Stranger Things 2'dan Aklımızda Kalan 10 Sahne

Stranger Things 2'dan Aklımızda Kalan 10 Sahne
  • 0
    0
    0
    0
  • “FRIENDS DON’T LIE.”

    Özlem sona erdi ve bir buçuk yıl sonra geçtiğimiz Ekim ayının 27'sinde Stranger Things'imize, çocuklarımıza ve Demogorgon'umuza kavuştuk. Yeni karakterler ile bizi gerçekten güzel karşılayan ikinci sezon, geçen sezona göre hikayeyi daha da derinlere çekecek şekilde hazırlanmış. Geçtiğimiz sezondan farklı olacak şekilde, olay örgüsünden daha çok olayın gerçekleşme nedenlerine odaklanan ikinci sezonu, biz gerçekten çok beğendik. O halde gelin ve bütün duyguların fazlasıyla yoğun yaşandığı bu sezonda aklımızda kalanları birlikte inceleyelim.

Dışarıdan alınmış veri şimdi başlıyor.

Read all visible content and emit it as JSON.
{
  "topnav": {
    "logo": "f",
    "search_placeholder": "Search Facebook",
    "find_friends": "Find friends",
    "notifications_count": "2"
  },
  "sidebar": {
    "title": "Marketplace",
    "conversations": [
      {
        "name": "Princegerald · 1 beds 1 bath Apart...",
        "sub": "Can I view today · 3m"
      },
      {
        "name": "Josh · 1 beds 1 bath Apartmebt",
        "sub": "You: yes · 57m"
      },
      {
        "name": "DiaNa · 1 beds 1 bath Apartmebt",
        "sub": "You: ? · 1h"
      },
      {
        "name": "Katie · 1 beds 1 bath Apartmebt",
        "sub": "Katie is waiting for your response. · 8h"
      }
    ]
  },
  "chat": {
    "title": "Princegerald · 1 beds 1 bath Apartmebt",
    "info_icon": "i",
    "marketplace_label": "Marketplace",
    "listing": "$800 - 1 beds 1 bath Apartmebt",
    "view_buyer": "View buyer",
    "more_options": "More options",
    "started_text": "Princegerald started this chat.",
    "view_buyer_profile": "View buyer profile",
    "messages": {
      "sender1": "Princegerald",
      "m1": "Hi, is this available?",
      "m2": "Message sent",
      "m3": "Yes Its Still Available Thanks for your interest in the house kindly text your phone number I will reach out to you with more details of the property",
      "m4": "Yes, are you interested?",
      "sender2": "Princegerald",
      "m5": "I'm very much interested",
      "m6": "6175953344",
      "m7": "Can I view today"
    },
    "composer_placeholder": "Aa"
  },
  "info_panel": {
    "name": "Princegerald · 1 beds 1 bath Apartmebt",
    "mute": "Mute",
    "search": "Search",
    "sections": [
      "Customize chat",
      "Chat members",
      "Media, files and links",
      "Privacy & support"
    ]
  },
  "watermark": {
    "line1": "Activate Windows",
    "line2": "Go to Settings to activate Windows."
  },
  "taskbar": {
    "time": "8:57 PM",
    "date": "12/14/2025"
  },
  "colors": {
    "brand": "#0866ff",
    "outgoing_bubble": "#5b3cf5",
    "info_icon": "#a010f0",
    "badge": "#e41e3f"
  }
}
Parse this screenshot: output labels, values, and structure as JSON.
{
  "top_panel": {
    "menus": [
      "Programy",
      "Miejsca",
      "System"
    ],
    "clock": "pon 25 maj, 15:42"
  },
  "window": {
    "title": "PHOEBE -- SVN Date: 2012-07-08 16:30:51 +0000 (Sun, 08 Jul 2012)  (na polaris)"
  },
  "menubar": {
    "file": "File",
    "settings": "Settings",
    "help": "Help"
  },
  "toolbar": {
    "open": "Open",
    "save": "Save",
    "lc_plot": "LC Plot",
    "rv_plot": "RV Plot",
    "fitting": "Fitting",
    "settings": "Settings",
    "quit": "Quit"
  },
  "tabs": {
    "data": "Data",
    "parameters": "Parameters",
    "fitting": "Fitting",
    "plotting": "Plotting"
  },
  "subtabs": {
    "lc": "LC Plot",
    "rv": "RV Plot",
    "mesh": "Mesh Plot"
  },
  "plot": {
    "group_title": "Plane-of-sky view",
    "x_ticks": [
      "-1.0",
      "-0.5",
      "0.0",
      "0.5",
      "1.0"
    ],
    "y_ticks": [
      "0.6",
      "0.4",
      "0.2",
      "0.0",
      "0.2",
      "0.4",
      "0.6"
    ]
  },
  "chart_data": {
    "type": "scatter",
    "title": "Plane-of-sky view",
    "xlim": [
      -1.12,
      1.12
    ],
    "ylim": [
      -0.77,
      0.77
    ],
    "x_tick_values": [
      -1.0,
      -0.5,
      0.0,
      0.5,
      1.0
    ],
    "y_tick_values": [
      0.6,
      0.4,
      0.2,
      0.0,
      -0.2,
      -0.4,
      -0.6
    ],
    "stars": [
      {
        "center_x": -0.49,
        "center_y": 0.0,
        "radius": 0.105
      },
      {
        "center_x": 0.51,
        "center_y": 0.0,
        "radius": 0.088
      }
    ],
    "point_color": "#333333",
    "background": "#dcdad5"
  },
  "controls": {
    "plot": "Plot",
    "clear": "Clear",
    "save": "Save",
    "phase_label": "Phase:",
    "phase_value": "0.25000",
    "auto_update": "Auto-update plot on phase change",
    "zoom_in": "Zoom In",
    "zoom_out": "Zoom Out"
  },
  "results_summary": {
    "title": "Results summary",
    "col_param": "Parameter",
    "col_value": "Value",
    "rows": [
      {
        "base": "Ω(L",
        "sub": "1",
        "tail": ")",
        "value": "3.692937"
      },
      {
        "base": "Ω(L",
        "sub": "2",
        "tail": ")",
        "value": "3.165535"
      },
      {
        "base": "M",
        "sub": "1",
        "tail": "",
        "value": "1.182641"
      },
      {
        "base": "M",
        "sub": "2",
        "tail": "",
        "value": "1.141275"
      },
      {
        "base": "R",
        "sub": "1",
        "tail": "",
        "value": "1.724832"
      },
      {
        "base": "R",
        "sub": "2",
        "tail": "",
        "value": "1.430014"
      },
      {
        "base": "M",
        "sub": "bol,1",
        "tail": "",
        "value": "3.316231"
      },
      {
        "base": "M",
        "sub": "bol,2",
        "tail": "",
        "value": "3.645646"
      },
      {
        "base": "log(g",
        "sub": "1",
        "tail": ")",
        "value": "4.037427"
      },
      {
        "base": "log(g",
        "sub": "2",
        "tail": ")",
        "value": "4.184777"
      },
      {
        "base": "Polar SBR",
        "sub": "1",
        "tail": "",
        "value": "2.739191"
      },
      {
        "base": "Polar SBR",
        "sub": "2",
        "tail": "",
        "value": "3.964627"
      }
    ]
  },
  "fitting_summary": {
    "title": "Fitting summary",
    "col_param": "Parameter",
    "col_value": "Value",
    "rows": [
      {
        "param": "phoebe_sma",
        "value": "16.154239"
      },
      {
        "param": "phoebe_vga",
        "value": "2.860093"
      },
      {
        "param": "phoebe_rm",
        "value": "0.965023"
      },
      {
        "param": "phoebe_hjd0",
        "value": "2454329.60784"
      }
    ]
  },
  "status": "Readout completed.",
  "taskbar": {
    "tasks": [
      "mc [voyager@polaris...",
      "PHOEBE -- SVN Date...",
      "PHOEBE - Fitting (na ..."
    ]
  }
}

    1) Steve ve Dustin'in Kızlar ve Saç Bakımı Hakkındaki Sohbeti

    İlk olarak Dustin ve Steve hakkında şunu belirtmeden geçemeyeceğiz, ikisini de çok seviyoruz! Sezonun altıncı bölümünde, Dustin'in evcil hayvanı(!) Dart'ın büyümesi ve kedisi Mırnav'ı yemesi üzerine onu mahzenlerine kapatıyor. İlk olarak ekip arkadaşları ile iletişim için kullandıkları telsizden onlara ulaşmaya çalışıyor fakat o sırada onlar bambaşka bir olayın içinde oldukları için cevap alamıyor. Aynı şekilde Steve de Nancy'den özür dilemek adına evlerine gidip eli boş dönmek üzereyken Dustin ile karşılaşıyor ve ikili Dart'ın işini halletmek üzere yola koyuluyorlar. Mahzene vardıklarında ise Dart'ın mahzenden bir tünel açtığını ve oradan kaçtığını fark ediyorlar. Dart'ın eti sevdiğini bilen Dustin, onu kendi yanlarına çekmek için kovalara et doldurup Steve ile birlikte ekmek kırıntısı bırakır gibi geçtiği yerlere et bırakıyor. İşte bu sırada da tren yolundan geçerlerken aralarında bir kız muhabbeti geçiyor ve bizce bu sezonun en komik sahnelerinden biri olabilir. Steve: Şimdi doğru mu anladım? Tehlikeli olabileceğini bildiğin bir şeyi yeni tanıştığın bir kızı etkilemek için sakladın, öyle mi? Dustin: Olayı aşırı basite indirgedin. Steve: Bir kız neden iğrenç bir sümüklü böceği sevsin ki? Dustin: Boyutlar arası bir sümüklü böceği mi? Çünkü müthiş. Steve: Onu havalı bulmuş olsa bile, ki bulmamıştır, bence fazla çabalıyorsun dostum. Dustin: Herkesin senin gibi mükemmel saçları yok. Steve: Bu kıza aşık olmuyorsun öyle değil mi? Çünkü bu sadece kalbini kırar ve daha bunun için çok küçüksün. Dustin: Olmam. (Çok üzüntülü bir şekilde başını öne eğer...) Steve: Fabergé. Fabergé organik. Şampuanla saç kremini kullan ve saçın nemliyken -ıslak olmayacak tamam mı, nemliyken- Farrah Fawcett spreyinden dört kere sıkacaksın. Dustin: Farrah Fawcett spreyi mi? Steve: Bunu herhangi birine anlattığını duyarsam canına okurum.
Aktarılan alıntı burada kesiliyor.